Así las cosas, un poco de honestidad intelectual hubiera aconsejado al ex ministro abstenerse de ocupar un cargo tan importante en un gobierno que no le gusta y con un programa en el que no cree, salvo que sus verdaderas intenciones hayan sido dar un golpe blanco al gobierno y que sólo su fracaso haya definido su salida.

Afortunadamente, las palabras de Burgos no se condicen con la realidad de las relaciones PC-DC en las bases. En el caso de Recoleta, en donde hemos gobernado juntos esta comuna por ya cuatro años y hemos contado con una lealtad irrestricta de la DC que, a diferencia de lo que algunos han hecho en el nivel central, ha encontrado siempre el lugar adecuado, el tiempo indicado y las formas precisas para plantearnos sus diferencias, sin jamás poner en duda  la unidad y la continuidad de nuestra coalición.
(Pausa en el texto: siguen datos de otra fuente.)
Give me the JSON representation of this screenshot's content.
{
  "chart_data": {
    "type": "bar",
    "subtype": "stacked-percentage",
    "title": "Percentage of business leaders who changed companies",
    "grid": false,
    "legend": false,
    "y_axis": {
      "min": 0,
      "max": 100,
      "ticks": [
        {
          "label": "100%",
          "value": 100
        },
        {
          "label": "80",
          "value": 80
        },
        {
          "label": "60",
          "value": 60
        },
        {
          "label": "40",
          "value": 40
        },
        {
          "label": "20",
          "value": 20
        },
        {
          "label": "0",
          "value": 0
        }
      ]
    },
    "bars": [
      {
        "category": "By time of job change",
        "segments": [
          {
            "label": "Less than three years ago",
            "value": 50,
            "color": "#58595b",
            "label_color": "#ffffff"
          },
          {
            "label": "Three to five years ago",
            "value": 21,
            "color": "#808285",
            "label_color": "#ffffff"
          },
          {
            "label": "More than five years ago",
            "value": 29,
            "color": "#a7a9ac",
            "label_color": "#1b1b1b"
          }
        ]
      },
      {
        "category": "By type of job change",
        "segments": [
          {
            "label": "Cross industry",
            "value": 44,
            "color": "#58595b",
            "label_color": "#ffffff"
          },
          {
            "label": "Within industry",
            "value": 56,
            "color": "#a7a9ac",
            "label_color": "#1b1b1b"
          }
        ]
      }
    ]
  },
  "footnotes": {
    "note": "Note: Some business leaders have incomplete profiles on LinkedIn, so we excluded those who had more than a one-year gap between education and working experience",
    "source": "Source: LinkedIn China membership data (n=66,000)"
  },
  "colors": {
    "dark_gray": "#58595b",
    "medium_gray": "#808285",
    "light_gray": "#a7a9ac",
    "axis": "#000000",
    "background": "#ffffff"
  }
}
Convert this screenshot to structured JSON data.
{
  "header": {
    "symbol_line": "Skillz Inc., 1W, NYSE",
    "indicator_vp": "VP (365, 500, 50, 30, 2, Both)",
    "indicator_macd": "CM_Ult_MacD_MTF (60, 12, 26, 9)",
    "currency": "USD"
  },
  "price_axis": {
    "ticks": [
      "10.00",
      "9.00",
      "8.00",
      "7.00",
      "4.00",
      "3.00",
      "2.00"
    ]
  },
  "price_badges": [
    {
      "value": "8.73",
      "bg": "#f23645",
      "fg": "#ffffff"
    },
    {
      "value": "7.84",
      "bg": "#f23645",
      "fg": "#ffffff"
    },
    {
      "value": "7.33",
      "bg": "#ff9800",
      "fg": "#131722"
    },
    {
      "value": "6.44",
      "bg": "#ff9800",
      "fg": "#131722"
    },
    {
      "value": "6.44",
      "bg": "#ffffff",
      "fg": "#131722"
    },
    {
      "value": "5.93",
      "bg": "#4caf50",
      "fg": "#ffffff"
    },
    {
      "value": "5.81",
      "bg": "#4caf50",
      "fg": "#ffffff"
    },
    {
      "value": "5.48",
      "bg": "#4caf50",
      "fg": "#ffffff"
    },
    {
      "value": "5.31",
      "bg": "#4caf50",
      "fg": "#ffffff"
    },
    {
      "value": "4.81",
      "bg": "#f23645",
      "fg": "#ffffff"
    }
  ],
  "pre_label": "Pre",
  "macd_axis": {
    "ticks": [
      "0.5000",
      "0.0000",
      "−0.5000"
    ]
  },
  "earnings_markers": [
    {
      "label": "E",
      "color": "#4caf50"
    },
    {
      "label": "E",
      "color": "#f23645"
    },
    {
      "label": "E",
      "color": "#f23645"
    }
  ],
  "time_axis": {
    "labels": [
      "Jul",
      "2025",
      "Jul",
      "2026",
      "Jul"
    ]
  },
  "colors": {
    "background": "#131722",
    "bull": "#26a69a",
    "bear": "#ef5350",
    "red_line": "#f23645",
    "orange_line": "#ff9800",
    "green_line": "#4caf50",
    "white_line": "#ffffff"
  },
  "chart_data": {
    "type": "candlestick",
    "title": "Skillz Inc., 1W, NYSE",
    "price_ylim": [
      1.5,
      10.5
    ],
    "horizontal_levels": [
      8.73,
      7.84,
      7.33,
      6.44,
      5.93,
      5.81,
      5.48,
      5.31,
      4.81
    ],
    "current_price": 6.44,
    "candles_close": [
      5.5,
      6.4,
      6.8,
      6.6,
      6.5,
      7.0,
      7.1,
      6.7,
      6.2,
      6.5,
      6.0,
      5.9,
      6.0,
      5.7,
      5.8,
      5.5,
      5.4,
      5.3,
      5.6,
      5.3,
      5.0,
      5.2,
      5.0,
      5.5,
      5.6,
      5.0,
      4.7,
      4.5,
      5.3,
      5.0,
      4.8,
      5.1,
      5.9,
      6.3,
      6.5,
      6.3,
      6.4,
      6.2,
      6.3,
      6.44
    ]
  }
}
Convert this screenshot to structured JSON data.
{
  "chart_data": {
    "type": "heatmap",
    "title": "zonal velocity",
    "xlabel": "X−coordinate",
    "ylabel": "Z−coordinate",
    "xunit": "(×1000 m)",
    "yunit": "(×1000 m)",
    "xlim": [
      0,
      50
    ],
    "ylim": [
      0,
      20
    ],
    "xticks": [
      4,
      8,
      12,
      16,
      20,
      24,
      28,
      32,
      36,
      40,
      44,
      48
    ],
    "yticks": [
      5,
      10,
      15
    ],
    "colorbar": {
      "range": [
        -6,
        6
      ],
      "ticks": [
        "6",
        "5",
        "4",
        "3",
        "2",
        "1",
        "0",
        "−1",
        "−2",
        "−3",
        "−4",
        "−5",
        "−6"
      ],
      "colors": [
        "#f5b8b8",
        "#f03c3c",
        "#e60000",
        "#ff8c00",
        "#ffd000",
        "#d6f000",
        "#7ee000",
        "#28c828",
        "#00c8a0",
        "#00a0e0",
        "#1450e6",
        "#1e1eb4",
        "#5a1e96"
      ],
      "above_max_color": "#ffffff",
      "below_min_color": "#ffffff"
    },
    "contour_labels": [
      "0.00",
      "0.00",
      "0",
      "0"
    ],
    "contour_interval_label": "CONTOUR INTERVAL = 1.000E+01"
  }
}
A fin de cuentas, será la ciudadanía y no Burgos la que dirá en las urnas si las Farmacias y las Ópticas Populares, si el Programa de Escuelas Abiertas y el de Salud en tu Barrio y si la diversificación y la masificación del deporte y la cultura le hacen bien al país o no, porque aunque a Burgos le duela estas y otras políticas que hoy son imitadas por la DC en numerosos lugares a lo largo y ancho del territorio nacional, han surgido de un gobierno local comunista y con un programa de gobierno que ha levantado nuestro partido y que ha beneficiado a cientos de miles de compatriotas.